@Bing I remember reading Consumer Reports back in the early 1950s. Used cars were rated in categories “A”, “B”, and. “C” for repair records. If a repair had been made, the specific vehicle could be considered in a higher category. For example, the 1948 Studebaker, with its planar suspension, had wheel alignment as a trouble spot. If the repair had been made, the Studebaker was considered to be in the next higher category.

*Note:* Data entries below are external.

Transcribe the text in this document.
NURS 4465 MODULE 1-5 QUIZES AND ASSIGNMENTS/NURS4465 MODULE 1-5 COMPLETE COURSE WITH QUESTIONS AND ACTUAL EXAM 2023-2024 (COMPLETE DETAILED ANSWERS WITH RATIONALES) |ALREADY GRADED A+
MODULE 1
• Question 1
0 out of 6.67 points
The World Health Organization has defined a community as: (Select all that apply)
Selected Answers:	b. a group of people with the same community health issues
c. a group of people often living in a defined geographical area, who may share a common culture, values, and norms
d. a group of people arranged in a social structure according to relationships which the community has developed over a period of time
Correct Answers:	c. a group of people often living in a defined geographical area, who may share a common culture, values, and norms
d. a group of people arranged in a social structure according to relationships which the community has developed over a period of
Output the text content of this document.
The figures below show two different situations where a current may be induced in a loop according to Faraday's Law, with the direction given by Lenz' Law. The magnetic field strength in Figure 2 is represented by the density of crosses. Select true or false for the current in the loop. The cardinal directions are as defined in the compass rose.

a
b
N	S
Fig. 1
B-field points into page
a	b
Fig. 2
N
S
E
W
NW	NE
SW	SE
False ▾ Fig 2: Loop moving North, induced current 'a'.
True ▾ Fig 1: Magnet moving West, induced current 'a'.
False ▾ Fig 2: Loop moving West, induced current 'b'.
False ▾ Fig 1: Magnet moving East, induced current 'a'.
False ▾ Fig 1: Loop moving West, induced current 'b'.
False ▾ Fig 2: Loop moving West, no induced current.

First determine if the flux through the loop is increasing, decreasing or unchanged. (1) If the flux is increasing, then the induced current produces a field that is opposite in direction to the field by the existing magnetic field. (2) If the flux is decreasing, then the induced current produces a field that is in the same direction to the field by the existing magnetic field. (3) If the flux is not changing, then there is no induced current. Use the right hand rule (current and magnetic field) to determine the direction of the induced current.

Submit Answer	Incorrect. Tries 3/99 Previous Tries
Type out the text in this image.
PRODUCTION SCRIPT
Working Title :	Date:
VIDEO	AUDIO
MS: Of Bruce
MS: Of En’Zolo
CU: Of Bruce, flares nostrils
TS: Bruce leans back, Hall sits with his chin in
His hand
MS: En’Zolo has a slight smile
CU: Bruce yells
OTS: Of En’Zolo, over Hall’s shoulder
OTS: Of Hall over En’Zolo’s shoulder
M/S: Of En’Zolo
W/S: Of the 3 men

I have had a subscription to Consumer Reports since 1965. It seems to me that the products, including vehicles, tend to be the high end models that the more affluent consumers purchase. One example is kitchen sink faucets. We had to replace our kitchen sink faucet. The models CR rated were in the $150 and up price range. I went to Lowes and bought a Delta faucet for around $75. The parts kits for Delta faucets are available many places and are easy to install.
I may have to buy a push lawnmower in the not too distant future. One of my mowers I purchased in 1988 and the other in 1992. I am not sure the repair record of such a mower means a whole lot. I am on the building maintenance committee for the small church I attend. The woman who cleans our church “hot rods” the vacuum cleaner. It is cheaper for us to go to Big Lots and buy a $50-$75 factory reconditioned special and replace it every three or four years than buy some really expensive high rated machine.
Back in 2006, I bought a 2006 Chevrolet Uplander that was a “program car”, whatever that means. The Uplander had about 14,000 miles on the odometer and I paid somewhere around $16,000. It had two repairs under warranty: 1) fuel gauge; 2) intermediate steering shaft. My son now has the Uplander and it has gone about 250,000 miles with no major repairs. Consumer Reports indicated a below average repair record for the Uplander, but that hasn’t been our experience. In fact, the repair and maintenance cost on the Uplander was less for the first 100,000 miles than the 2011 Sienna I purchased new and cost almost twice as much. Now I have no idea what GM may have repaired on the Uplander in the first 14,000 miles when it was a “program car”.